Courtesy NASA/Johnson Space Center.

"A firm handshake with Mr. Hubble the telescope." Those were the historic words from the crew on the first servicing mission of the Hubble Space Telescope almost 10 years ago. Hubble is now firmly held in the berthing ring in the payload bay of Columbia, and the telescope is still a beautiful sight after nearly 12 years on orbit.

Early in the day, as we slowly advanced on HST, the orbiter crew continued the task of preparing Columbia for our rendezvous and grapple. Of course slowly is a relative term, as both the Hubble and Columbia are orbiting the earth at about 17,500 miles per hour. As we approached the telescope, Scott Altman fired reaction control jets to slow our rate of closure. Each time one of the jets in the nose of the orbiter fires, it sounds like a cannon blast, and everything in the cabin shakes and vibrates. With a 100-plus-ton spaceship it takes a lot of punch to move it around, even in free fall.

While the flight crew was flying Columbia, the space-walking team was preparing the space suits and tools for our first EVA. With four suits, hundreds of tools, and four space walkers on the middeck of Columbia, space seemed awfully small. The middeck, or bottom floor of the Space Shuttle, is only about 10 feet by 5 feet in size. All of our space suits checked out fine, and as we performed all of the procedures my excitement of going outside of the shuttle dramatically increased. We now have Rick Linnehan's (my space-walking partner) and my space suits ready to go out for a "walk."

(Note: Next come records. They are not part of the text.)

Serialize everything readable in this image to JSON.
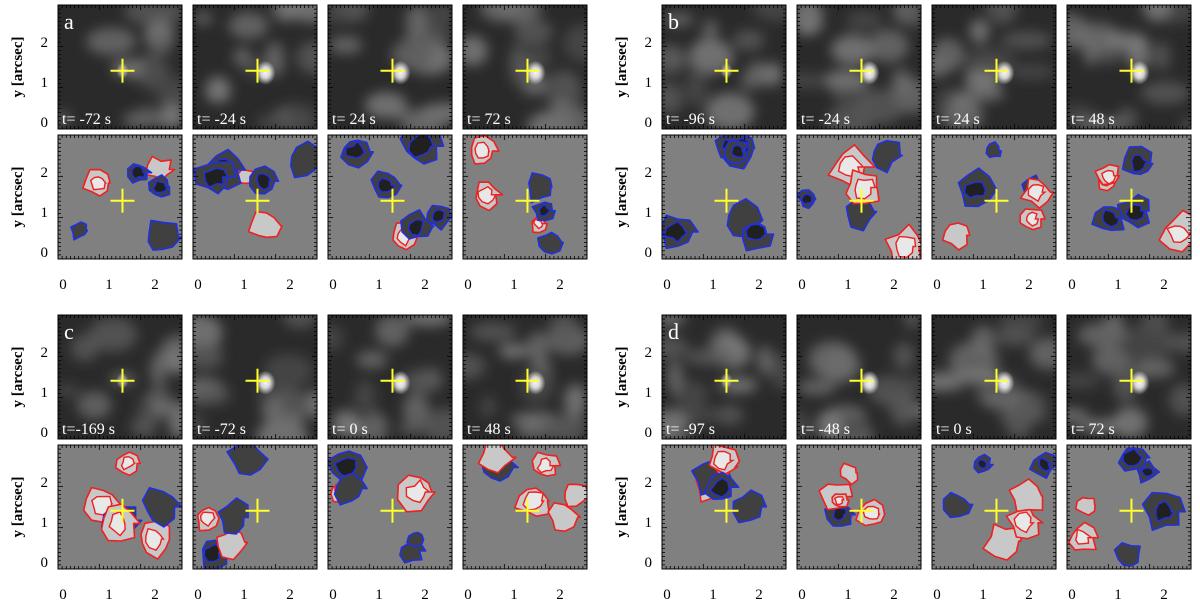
{
  "figure": {
    "y_axis_label": "y [arcsec]",
    "y_ticks": [
      "0",
      "1",
      "2"
    ],
    "x_ticks": [
      "0",
      "1",
      "2"
    ],
    "panels": [
      {
        "letter": "a",
        "times": [
          "t= -72 s",
          "t= -24 s",
          "t=  24 s",
          "t=  72 s"
        ]
      },
      {
        "letter": "b",
        "times": [
          "t= -96 s",
          "t= -24 s",
          "t=  24 s",
          "t=  48 s"
        ]
      },
      {
        "letter": "c",
        "times": [
          "t=-169 s",
          "t= -72 s",
          "t=   0 s",
          "t=  48 s"
        ]
      },
      {
        "letter": "d",
        "times": [
          "t= -97 s",
          "t= -48 s",
          "t=   0 s",
          "t=  72 s"
        ]
      }
    ]
  },
  "colors": {
    "marker": "#ffff2a",
    "positive_contour": "#ee2020",
    "negative_contour": "#2030e0",
    "magnetogram_background": "#808080",
    "intensity_background": "#2a2a2a"
  }
}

When the Hubble was a few miles away I was able to see it clearly with a set of binoculars. I truly felt like I was close to visiting an old friend again. Scott slowly brought the shuttle in close, with Duane Carey backing him up. Jim Newman was on the laptop computer providing situational awareness calls from a program that displays our trajectory on the computer screen. Rick manned the hand-held laser, as used by police to catch speeders, to monitor the distance to Hubble. Nancy Currie and Mike Massimino prepared the robotic arm to reach out and grab HST. My job was to work the Hubble communication procedures, which also allowed me to take pictures of HST on approach.

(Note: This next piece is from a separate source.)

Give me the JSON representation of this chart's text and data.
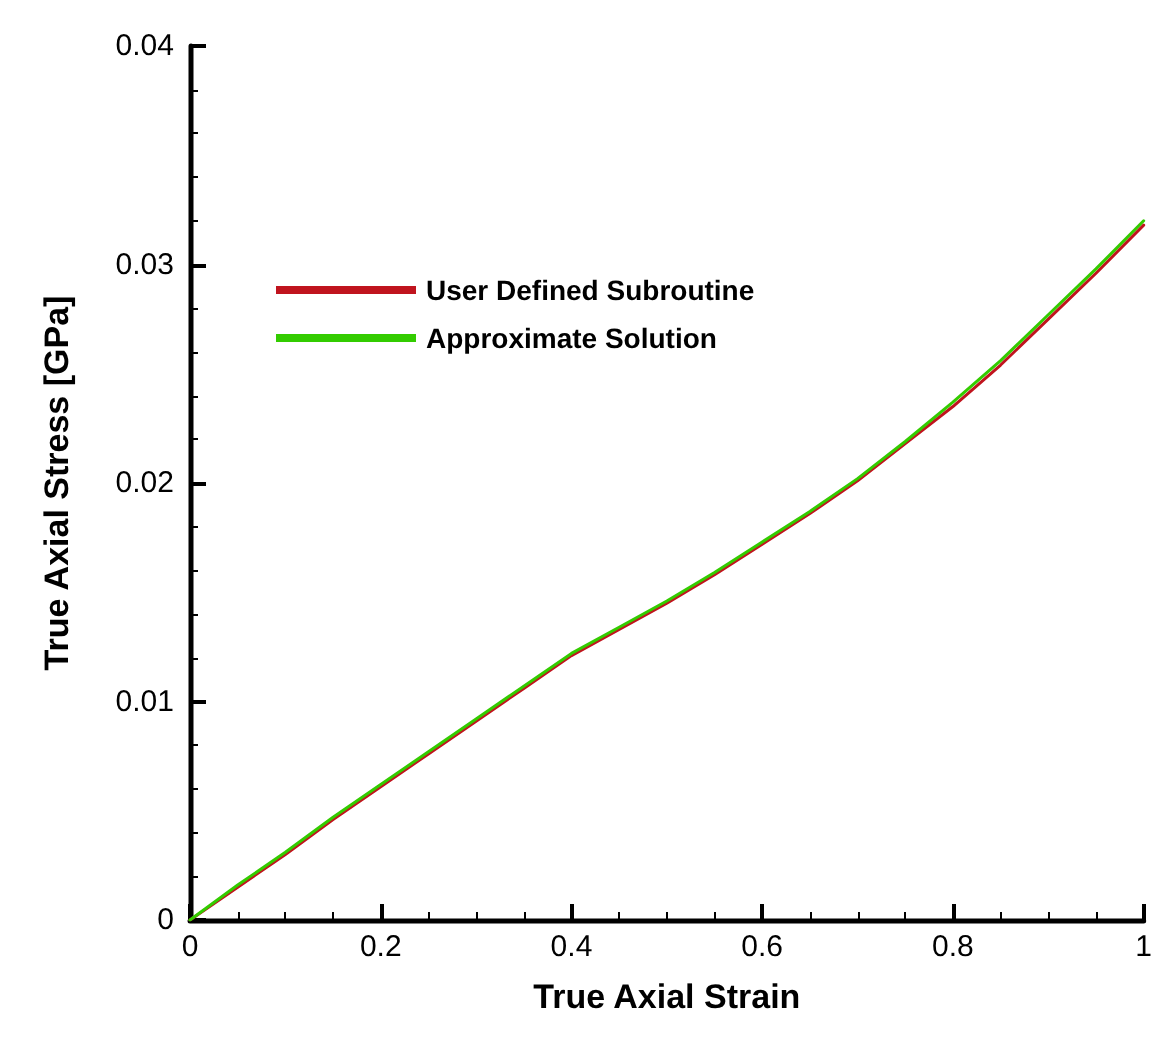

Once Scott had flown the HST into range of the shuttle's robotic arm, Nancy, an Army helicopter pilot, flew the end of the arm on to a special grapple fixture on HST and captured the Hubble. There was much rejoicing on Columbia. Scott really did a fantastic job of flying the orbiter up close and personal to Hubble — it was a thing of beauty to watch.

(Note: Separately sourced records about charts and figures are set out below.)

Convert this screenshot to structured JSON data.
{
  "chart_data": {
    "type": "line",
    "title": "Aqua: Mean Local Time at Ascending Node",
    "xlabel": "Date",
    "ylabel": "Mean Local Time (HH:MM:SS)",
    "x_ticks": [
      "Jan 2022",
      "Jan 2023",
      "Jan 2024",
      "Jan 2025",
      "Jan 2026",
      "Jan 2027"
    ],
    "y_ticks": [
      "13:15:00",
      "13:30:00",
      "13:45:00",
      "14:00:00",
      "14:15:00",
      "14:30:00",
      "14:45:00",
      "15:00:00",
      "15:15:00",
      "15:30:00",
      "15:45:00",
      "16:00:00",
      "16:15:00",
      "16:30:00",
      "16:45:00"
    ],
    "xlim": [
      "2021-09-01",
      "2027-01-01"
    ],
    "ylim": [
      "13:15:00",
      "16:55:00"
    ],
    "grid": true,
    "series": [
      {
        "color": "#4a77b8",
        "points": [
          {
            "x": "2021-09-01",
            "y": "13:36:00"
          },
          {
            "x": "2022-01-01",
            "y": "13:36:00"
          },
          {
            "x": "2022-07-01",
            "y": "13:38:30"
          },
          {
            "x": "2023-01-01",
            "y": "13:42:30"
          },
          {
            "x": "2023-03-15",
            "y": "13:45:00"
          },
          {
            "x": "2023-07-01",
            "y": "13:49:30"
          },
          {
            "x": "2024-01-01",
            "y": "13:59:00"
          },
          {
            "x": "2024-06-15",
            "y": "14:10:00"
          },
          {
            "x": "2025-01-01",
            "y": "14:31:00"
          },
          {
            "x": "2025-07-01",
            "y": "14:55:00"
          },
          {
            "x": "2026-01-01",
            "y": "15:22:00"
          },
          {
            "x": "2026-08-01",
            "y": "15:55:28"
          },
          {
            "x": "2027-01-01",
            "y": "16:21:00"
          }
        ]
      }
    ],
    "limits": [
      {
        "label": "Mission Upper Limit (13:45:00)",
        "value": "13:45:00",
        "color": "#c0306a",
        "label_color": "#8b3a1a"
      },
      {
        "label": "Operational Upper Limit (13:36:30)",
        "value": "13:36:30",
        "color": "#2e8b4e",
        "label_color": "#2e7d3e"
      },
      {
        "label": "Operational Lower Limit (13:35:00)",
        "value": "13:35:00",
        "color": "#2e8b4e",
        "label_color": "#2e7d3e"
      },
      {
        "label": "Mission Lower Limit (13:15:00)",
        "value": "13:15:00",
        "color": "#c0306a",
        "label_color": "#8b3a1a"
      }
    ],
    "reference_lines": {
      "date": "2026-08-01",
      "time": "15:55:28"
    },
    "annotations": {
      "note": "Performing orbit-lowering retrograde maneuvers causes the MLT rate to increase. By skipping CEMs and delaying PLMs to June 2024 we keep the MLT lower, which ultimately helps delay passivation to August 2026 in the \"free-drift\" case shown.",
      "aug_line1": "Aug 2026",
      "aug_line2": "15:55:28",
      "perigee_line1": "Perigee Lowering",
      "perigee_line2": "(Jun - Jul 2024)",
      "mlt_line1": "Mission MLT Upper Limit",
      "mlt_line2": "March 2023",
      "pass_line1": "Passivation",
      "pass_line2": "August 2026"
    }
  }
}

The rest of the day went quite well, berthing the Hubble into the payload bay of Columbia and driving the latches to hold it firmly in the bay. After charging up HST's batteries in the orbital day, we began the process of rolling up the second-generation solar arrays. There was some trepidation as the arrays began rolling up, as one of the first-generation solar arrays on the first servicing mission failed to roll up and had to be jettisoned during space walking activities. Fortunately both arrays rolled up smoothly and without problems, and we all gave a collective sigh of relief (I think we even heard the engineers on the ground at Houston and in Baltimore, the home of the telescope control center, sigh with us). I'm sure there was much jubilation on the ground.

The hard work has just begun however, as we have 5 days of challenging space walks ahead of us, starting with replacement of one of the solar arrays tomorrow. I look forward to giving my old friend the Hubble a hug, and getting on with the hard work of making the telescope better than it's ever been before.